Tunisie : Quelles leçons à tirer de l’investiture de Joe Biden ?

21-01-2021

L’investiture de Joe Biden, et son entrée en action immédiate, dès qu’il a franchi le seuil de la Maison blanche, incitent à la réflexion et à la méditation. Comparaison n’est certes pas raison, mais on ne peut ne pas avoir un pincement au cœur, face à un tel décalage dans l’exercice politique chez eux et chez nous, dans cette Tunisie, qui n’a pas réussi dix ans après une révolution inédite dans le monde arabe, à sortir du statut d’une démocratie naissante.

Comme il est de tradition au pays de l’oncle Sam, le 46ème président américain a pris ses fonctions un 20 janvier, en l’occurrence, hier mercredi. Avant l’investiture et la prestation de serment, il s’est rendu à l’église et a assisté à la messe, avec trois de ses prédécesseurs (deux démocrates et un républicain) et leurs épouses : Obama, Clinton et Bush fils. Après avoir prêté serment sur la Bible, Biden a prononcé un discours où il a appelé à l’unité, tentant de cicatriser les blessures d’une Amérique divisée.

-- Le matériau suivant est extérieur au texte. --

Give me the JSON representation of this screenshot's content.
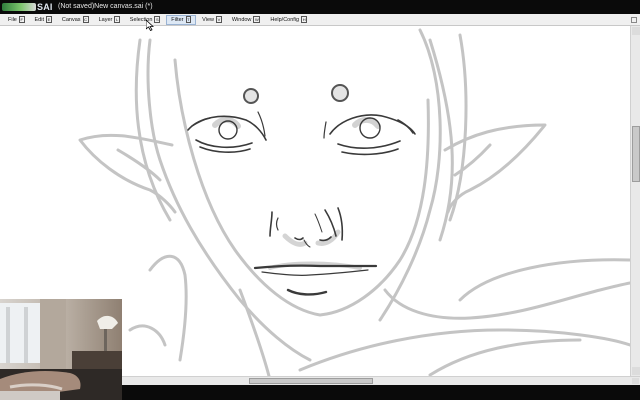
{
  "app": {
    "title": "(Not saved)New canvas.sai (*)",
    "logo_text": "SAI"
  },
  "menu": {
    "items": [
      {
        "label": "File",
        "key": "F"
      },
      {
        "label": "Edit",
        "key": "E"
      },
      {
        "label": "Canvas",
        "key": "C"
      },
      {
        "label": "Layer",
        "key": "L"
      },
      {
        "label": "Selection",
        "key": "S"
      },
      {
        "label": "Filter",
        "key": "T",
        "active": true
      },
      {
        "label": "View",
        "key": "V"
      },
      {
        "label": "Window",
        "key": "W"
      },
      {
        "label": "Help/Config",
        "key": "H"
      }
    ]
  },
  "canvas": {
    "background": "#ffffff",
    "sketch_dark": "#3a3a3a",
    "sketch_light": "#c4c4c4"
  },
  "webcam": {
    "description_icon": "webcam-feed"
  }
}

Sa vice-présidente, la charismatique Kamala Harris, la première femme à accéder à ce poste dans l’histoire américaine, et qui plus est d’origine indienne, a prêté serment juste avant lui.

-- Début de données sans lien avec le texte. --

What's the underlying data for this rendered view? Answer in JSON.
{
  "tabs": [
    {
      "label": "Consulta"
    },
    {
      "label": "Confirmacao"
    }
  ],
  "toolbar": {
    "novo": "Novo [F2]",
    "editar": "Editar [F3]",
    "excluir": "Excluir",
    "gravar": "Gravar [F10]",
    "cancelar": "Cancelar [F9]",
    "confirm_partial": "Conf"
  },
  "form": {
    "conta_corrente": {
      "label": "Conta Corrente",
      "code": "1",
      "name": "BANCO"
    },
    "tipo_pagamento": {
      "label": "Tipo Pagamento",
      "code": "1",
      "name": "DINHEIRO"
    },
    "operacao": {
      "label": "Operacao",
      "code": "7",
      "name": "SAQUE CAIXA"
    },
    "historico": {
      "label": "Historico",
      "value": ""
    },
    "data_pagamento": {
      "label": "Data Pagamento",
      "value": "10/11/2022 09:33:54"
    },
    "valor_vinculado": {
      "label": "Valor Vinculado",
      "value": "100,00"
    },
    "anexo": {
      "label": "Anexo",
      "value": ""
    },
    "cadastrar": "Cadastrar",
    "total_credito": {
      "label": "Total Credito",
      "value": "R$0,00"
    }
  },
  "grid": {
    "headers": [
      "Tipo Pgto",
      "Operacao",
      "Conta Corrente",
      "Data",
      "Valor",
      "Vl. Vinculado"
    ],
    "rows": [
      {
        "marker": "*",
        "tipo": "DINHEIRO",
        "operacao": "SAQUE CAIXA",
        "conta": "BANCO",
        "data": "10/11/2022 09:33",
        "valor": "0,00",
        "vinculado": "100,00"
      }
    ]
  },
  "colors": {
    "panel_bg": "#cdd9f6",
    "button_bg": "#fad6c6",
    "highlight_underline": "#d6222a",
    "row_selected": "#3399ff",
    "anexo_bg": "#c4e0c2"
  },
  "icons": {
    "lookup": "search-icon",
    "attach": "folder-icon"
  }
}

D’emblée dans le vif du sujet, 17 décrets signés

Finis les discours, les accolades, le protocole, et les émotions, Joe Biden se met, illico presto, au travail. Prenant place au Bureau ovale, le nouveau président de la première puissance mondiale, n’a pas perdu une seconde et est entré immédiatement dans le vif du sujet, en signant 17 décrets.

Joe Biden a apporté, d’emblée, ses marques, rompant concrètement avec l’ère Trump, en détricotant toutes les décisions controversées et impopulaires, ayant marqué son tumultueux mandat.

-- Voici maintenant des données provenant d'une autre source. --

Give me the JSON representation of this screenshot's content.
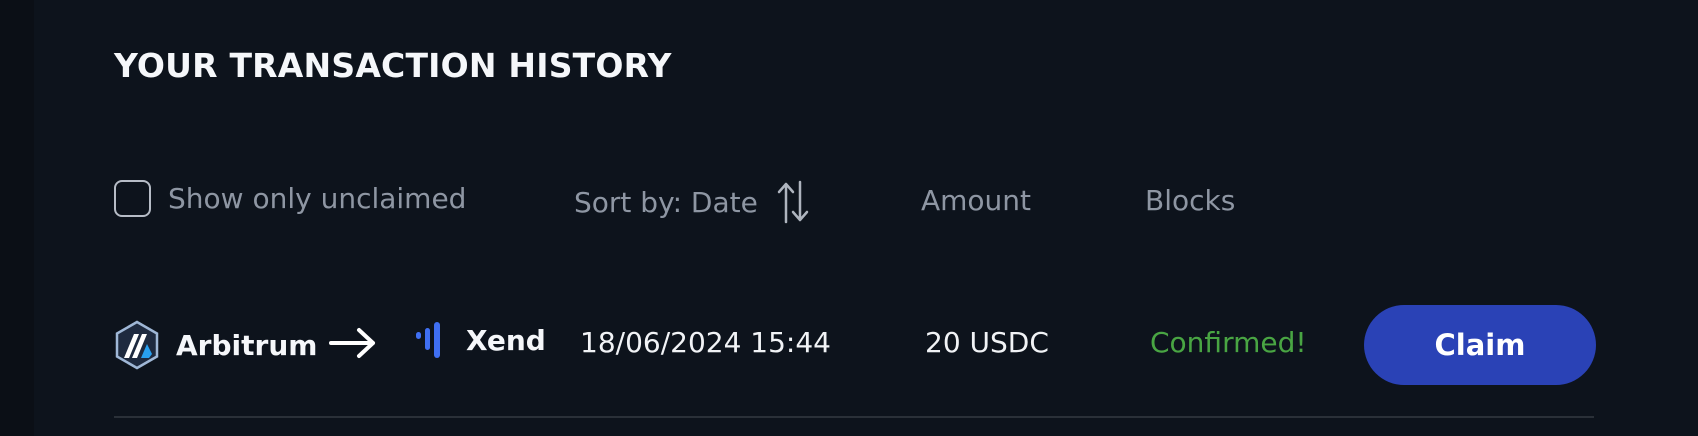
{
  "title": "YOUR TRANSACTION HISTORY",
  "filters": {
    "show_unclaimed_label": "Show only unclaimed",
    "show_unclaimed_checked": false,
    "sort_label": "Sort by: Date",
    "amount_header": "Amount",
    "blocks_header": "Blocks"
  },
  "transactions": [
    {
      "source_chain": "Arbitrum",
      "source_icon": "arbitrum-logo-icon",
      "arrow_icon": "right-arrow-icon",
      "destination_chain": "Xend",
      "destination_icon": "xend-logo-icon",
      "date": "18/06/2024 15:44",
      "amount": "20 USDC",
      "status": "Confirmed!",
      "action_label": "Claim"
    }
  ],
  "colors": {
    "background": "#0d131c",
    "status_confirmed": "#49a543",
    "claim_button": "#2a42b6"
  }
}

Entre le retour des Etats-Unis dans l’accord de Paris sur le climat, et sa réintégration de l’Organisation mondiale de la santé (OMS), les textes qu’il a signés ont produit tout de suite leurs effets, à l’intérieur et à l’extérieur de l’Amérique.

Biden a aussi entériné un décret mettant fin à l’interdiction de ressortissants de certains pays musulmans d’entrer au territoire américain, ainsi que plusieurs autres textes de politique interne, comme l’obligation du port du masque dans les bâtiments fédéraux, suite à l’engagement fort qu’il a pris pour maîtriser la pandémie du Coronavirus qui fait des ravages aux Etats-Unis.

Ce n’est pas tout, le président démocrate a adopté une proclamation, pour la suspension des travaux de construction d’un mur à la frontière avec le Mexique, un projet phare du règne de son prédécesseur.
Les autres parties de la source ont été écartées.